Furthermore, although the above embodiments were directed to an intake system equipped with a surge tank, the present invention is not limited to this.
For example, it can be applied to an intake system that does not have a surge tank.

[Brief explanation of the drawing]

Fig. 1 is a system diagram of an intake system of an engine equipped with a throttle valve control means according to an embodiment of the present invention, Fig. 2 is an explanatory diagram of the structure of the link mechanism shown in Fig. 1, and Fig. 3 is a diagram of each throttle valve.
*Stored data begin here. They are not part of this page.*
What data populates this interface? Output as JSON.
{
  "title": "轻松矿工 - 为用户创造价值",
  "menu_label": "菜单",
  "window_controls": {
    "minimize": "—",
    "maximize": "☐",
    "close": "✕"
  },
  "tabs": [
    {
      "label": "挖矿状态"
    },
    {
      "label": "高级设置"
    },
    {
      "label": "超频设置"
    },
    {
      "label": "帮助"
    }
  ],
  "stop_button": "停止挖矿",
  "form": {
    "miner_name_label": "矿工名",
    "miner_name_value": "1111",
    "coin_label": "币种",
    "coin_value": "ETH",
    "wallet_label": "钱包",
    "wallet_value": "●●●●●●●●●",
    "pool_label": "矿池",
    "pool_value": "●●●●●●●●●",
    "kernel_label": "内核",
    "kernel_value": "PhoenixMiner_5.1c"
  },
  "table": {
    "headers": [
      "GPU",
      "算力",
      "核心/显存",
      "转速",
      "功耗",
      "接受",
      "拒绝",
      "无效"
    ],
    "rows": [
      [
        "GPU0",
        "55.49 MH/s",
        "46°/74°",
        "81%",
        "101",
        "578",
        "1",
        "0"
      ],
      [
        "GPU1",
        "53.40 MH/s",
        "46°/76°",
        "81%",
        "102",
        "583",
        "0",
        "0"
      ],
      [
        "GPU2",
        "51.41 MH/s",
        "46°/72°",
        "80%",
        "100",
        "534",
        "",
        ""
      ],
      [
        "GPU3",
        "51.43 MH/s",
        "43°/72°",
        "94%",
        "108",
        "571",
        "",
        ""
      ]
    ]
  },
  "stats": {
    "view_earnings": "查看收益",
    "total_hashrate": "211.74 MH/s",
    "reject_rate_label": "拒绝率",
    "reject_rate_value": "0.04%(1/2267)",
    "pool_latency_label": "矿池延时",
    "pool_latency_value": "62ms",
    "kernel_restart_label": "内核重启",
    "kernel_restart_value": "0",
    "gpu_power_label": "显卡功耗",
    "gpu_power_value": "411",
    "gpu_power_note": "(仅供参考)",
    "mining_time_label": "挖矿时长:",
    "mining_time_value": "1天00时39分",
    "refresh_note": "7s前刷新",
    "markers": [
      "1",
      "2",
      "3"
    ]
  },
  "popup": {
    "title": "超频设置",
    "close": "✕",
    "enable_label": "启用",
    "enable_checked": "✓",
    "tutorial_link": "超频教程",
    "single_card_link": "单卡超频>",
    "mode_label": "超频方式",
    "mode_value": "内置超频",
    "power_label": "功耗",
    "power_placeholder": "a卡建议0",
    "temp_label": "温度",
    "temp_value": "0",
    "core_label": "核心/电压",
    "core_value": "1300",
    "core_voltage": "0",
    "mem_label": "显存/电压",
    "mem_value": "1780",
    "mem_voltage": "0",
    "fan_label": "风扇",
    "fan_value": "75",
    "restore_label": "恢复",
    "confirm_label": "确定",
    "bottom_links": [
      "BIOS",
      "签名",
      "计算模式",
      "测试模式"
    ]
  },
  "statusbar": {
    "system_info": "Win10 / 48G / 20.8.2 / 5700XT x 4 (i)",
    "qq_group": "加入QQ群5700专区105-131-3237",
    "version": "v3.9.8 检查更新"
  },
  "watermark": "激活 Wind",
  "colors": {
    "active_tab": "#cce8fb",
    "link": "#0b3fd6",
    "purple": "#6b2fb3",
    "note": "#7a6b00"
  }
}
Figure 4 shows the intake pressure and internal EG for the accelerator operation amount in the intake system shown in Figure 1.
It is a correlation diagram with R rate. 1... 2... 3... 4... 5... 6... 7... 8... 9. ...... 11... 12... 20... 21... 22.25... 23... 24... 30... ・Engine・Combustion chamber・Intake boat, exhaust boat, independent intake passage, surge tank, main intake passage, upstream throttle valve, downstream throttle valve, valve shaft, valve drive shaft, link mechanism, rotating plate lever, stopper, link bar, accelerator wire No. 1 Figure Engine Combustion Chamber Intake Port Exhaust Port Independent Intake Passage Surge Tank Intake Main Passage Upstream Throttle Valve Downstream Throttle Valve Figure 3: Valve shaft: Valve drive shaft: Link machine 1: Rotating plate; Stopper: Link bar: Accelerator wire Figure 4

Claims (1)

[Scope of Claims] 1. In an engine in which an upstream throttle valve located on the upstream side of intake and a downstream throttle valve located on the downstream side are provided in an intake passage communicating with a combustion chamber of the engine, The throttle valve and the downstream throttle valve are connected to the accelerator operation so that in a low load operating range where the valve opening is small, the opening of the downstream throttle valve is lower than the opening of the upstream throttle valve, A throttle valve control means for an engine, characterized in that the opening of the upstream throttle valve is linked to be lower than the opening of the downstream throttle valve in a high load operating range with a large valve opening. 2. Claim 1, characterized in that the upstream throttle valve is configured to be maintained at a predetermined opening in a low load range.
Throttle valve control means for the engine described.